“Tras esa línea que separa
el bien del mal,
mi tierra se llama miseria
y no conozco la palabra
libertad”
Por las mañanas, al levantarme, en el centro de la ventana,
como un horizonte quebrado,
hileras de alambradas de espino entre ortigas y anémonas en flor.
Soy de la vieja aldea de Sar´a,
pero vivo en el campo de refugiados de Kalandia.
Mi padre me puso por nombre Amal
que significa esperanza.
Con él me levanto cada día
y cada noche lo ando buscando.
Kalandia nació conmigo, de la noche a la mañana,
campamento de refugiados palestinos
al norte de Jerusalén,
en la carretera de Ramallah.
Mi padre vende legumbres,
mi hermano trabaja de mecánico en Cisjordania
en un taller de colonos judíos.
Él me cuenta, ¿sabes?,
a veces los soldados también tienen miedo.
Soy palestina, soy palestino,
un pueblo con los pies descalzos
sobre un erial de piedras.
Mi madre me dejó en herencia un colgante sobre el cuello.
Está lleno de semillas,
para plantar algún día en nuestra tierra libre.
Un día vinieron los representantes de la ONU ,
vieron nuestras casas y dijeron:
Vamos a plantarles unos cuantos árboles…
Pero los ancianos dijeron:
No queremos árboles,
no necesitamos árboles.
¿Por qué?, -preguntaron los de la ONU-
crecerán y cuando llegue el calor del verano os darán sombra…

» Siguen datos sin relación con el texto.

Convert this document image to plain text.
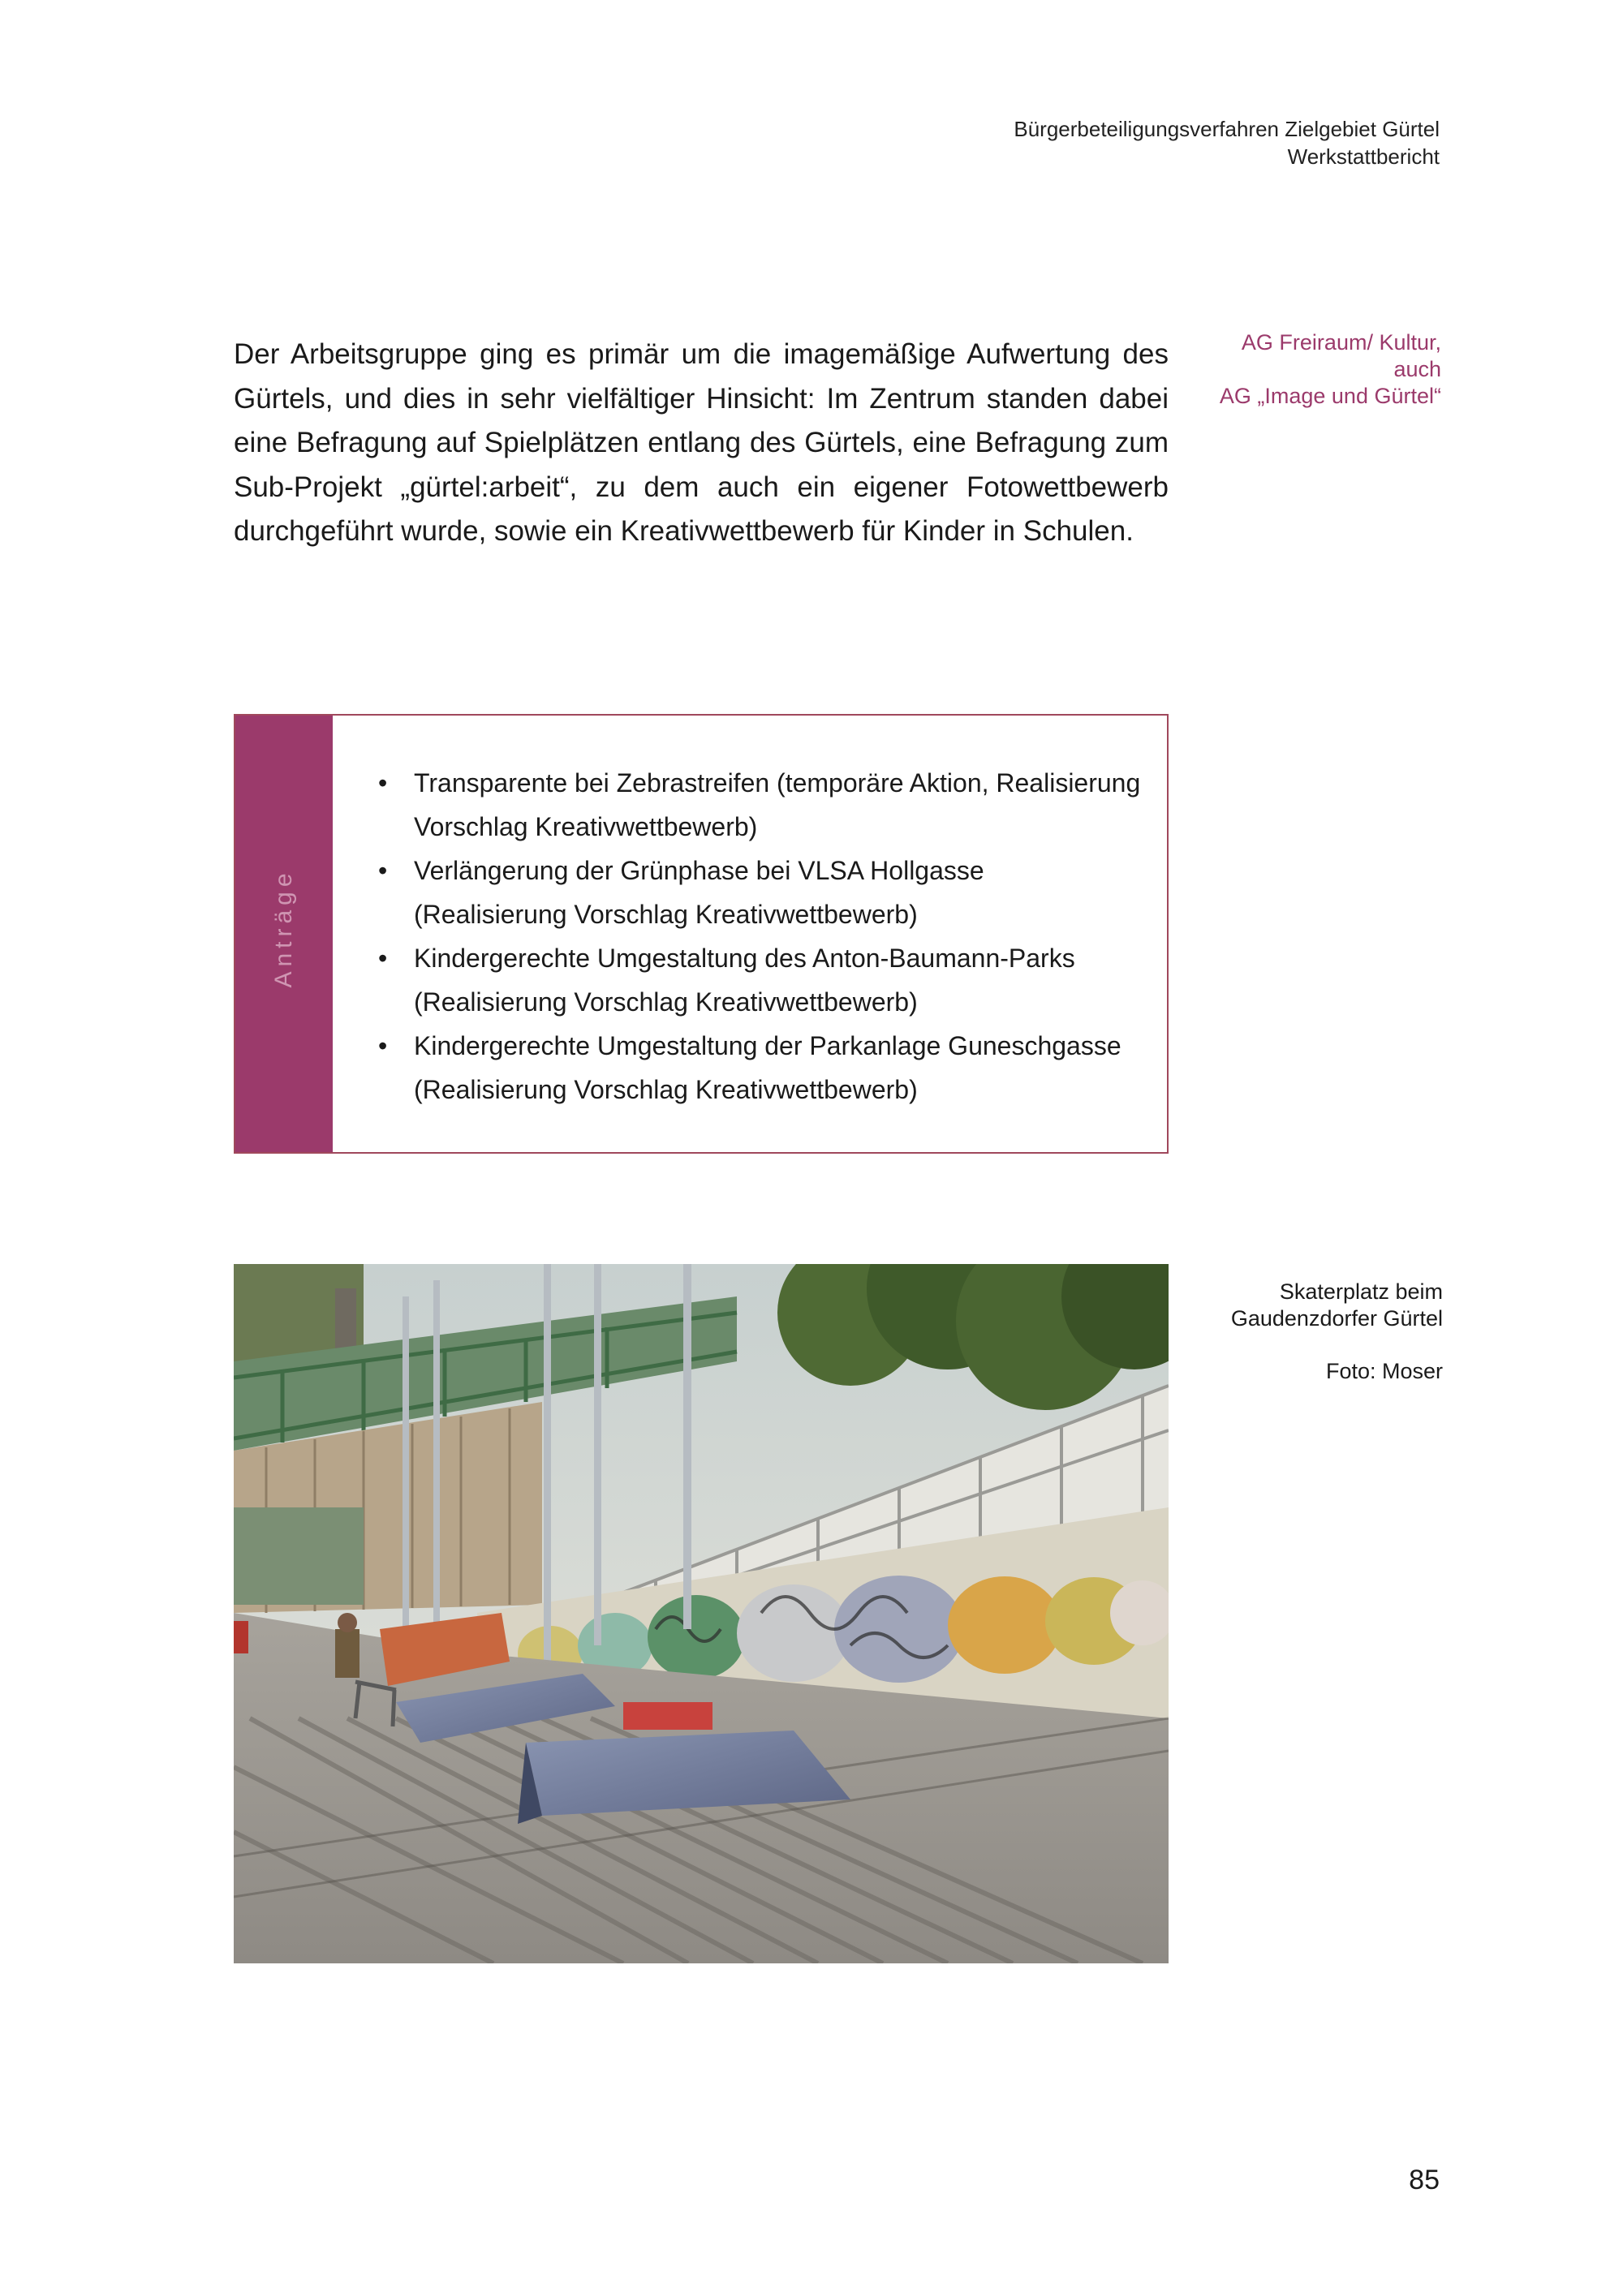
Bürgerbeteiligungsverfahren Zielgebiet Gürtel
Werkstattbericht

Der Arbeitsgruppe ging es primär um die imagemäßige Aufwertung des Gürtels, und dies in sehr vielfältiger Hinsicht: Im Zentrum standen dabei eine Befragung auf Spielplätzen entlang des Gürtels, eine Befragung zum Sub-Projekt „gürtel:arbeit“, zu dem auch ein eigener Fotowettbewerb durchgeführt wurde, sowie ein Kreativwettbewerb für Kinder in Schulen.

AG Freiraum/ Kultur,
auch
AG „Image und Gürtel“
Anträge
• Transparente bei Zebrastreifen (temporäre Aktion, Realisierung Vorschlag Kreativwettbewerb)
• Verlängerung der Grünphase bei VLSA Hollgasse (Realisierung Vorschlag Kreativwettbewerb)
• Kindergerechte Umgestaltung des Anton-Baumann-Parks (Realisierung Vorschlag Kreativwettbewerb)
• Kindergerechte Umgestaltung der Parkanlage Guneschgasse (Realisierung Vorschlag Kreativwettbewerb)
Skaterplatz beim
Gaudenzdorfer Gürtel
Foto: Moser
85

Pero las gentes de Kalandia contestaron:
Sí, la sombra se agrandará
y de año en año, los árboles irán creciendo hacia el cielo
y entonces nos recordarán los años que ya hemos pasado aquí
y seremos desgraciados viéndolos crecer,
y la sombra será una pesada carga,
una limosna al lado del verdadero frescor
de nuestra tierra ocupada.
A pesar de todo, los miembros de ACNUR,
-comisionados de la ONU
para los refugiados-
plantaron los árboles.
Y los árboles crecieron hasta el cielo
y los viejos empezaron a llorar no de gratitud
sino de vergüenza…
Y cuando fueron lo suficientemente altos y grandes
para ocultar al pueblo,
llegaron los soldados del Tsahal, los soldados de Israel
y dijeron:
Hay que derribar esos árboles,
pues no sólo dan sombra,
sino que detrás de ellos es posible esconderse.

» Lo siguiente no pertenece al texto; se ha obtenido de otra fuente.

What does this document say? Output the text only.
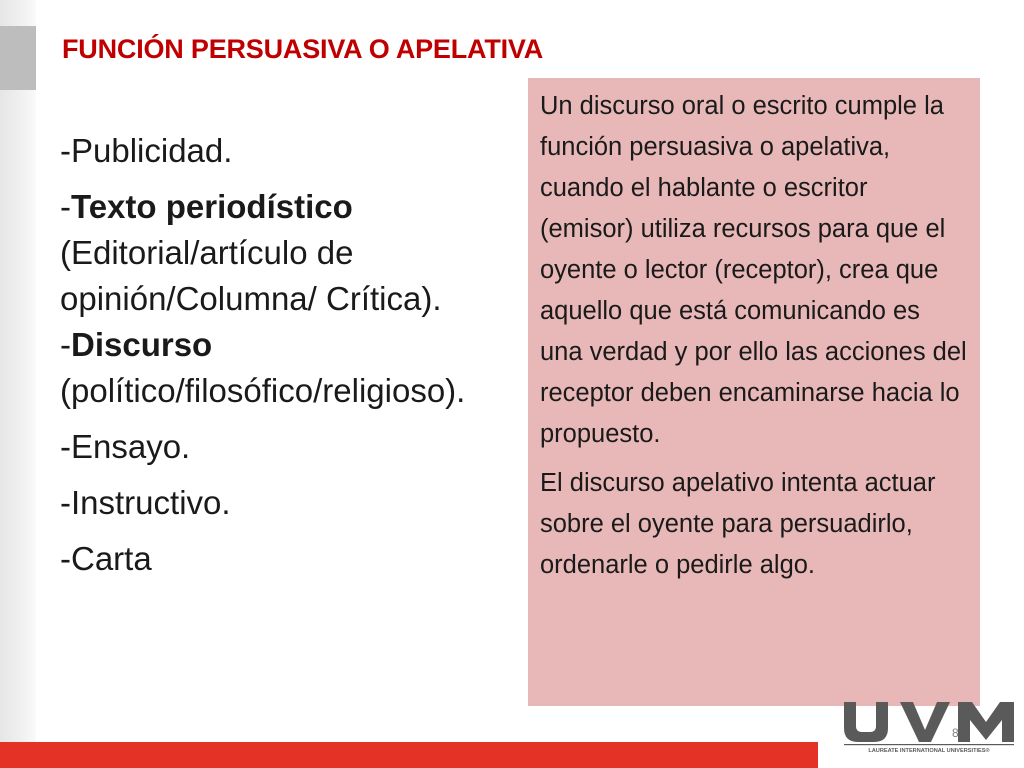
FUNCIÓN PERSUASIVA O APELATIVA
-Publicidad.
-Texto periodístico
(Editorial/artículo de opinión/Columna/ Crítica).
-Discurso
(político/filosófico/religioso).
-Ensayo.
-Instructivo.
-Carta

Un discurso oral o escrito cumple la función persuasiva o apelativa, cuando el hablante o escritor (emisor) utiliza recursos para que el oyente o lector (receptor), crea que aquello que está comunicando es una verdad y por ello las acciones del receptor deben encaminarse hacia lo propuesto.

El discurso apelativo intenta actuar sobre el oyente para persuadirlo, ordenarle o pedirle algo.

LAUREATE INTERNATIONAL UNIVERSITIES®
8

Y los derribaron con sus bulldozers.
Así que hoy, cuando miro por la ventana cada mañana
ya no quedan allá más que unos cuantos muñones
de árboles amputados
que recuerdan la miseria y la impotencia
de un pueblo que no tiene derecho
ni a árboles,
ni a sombra,
ni a tierra.
Luego, levantaron este muro vasto y gris
sobre el que, cuando derribaron nuestra escuela,
escribimos para no olvidar el arte de las palabras.
¿Tendrán corazón los soldados?
-pregunto a mi hermano-
Cuando abro la ventana,
Un olor a frescura impregna la habitación.

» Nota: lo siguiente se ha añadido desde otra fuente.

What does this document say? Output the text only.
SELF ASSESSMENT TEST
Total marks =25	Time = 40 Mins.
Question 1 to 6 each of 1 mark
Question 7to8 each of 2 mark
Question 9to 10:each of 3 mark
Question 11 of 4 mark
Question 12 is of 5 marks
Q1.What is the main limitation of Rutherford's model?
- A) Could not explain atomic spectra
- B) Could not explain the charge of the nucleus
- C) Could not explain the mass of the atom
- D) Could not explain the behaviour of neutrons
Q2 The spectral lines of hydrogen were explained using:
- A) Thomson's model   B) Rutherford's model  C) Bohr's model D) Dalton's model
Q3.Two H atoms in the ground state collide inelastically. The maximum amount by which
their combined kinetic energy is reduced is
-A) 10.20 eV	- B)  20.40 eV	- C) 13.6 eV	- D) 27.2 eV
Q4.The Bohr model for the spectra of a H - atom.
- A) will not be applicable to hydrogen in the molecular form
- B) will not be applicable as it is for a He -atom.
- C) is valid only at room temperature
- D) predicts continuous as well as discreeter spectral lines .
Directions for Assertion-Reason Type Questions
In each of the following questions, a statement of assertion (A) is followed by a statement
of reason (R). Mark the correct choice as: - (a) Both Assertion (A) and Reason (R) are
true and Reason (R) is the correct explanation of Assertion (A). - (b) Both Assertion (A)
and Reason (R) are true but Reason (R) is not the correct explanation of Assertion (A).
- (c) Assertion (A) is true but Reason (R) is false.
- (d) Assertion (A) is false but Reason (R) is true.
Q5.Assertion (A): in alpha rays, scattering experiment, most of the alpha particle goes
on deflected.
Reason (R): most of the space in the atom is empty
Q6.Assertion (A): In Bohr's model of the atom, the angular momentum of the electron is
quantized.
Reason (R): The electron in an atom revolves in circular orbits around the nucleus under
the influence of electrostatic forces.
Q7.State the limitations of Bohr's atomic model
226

El Tsahal olvidó arrancar unos pocos matorrales de lavanda
que perfuman nuestra resistencia.
Aprieto entonces mi saco de semillas
y recuerdo las palabras de mi madre:
La sopa en el fuego,
el pan en la mesa
y la esperanza en el corazón.
Sí, Amal, la esperanza en el corazón.
(Texto escrito por Iosu Moracho, inspirado en un relato del libro Los
niños de la Intifada ,
de Roswitha Von Benda. Ed. Talasa)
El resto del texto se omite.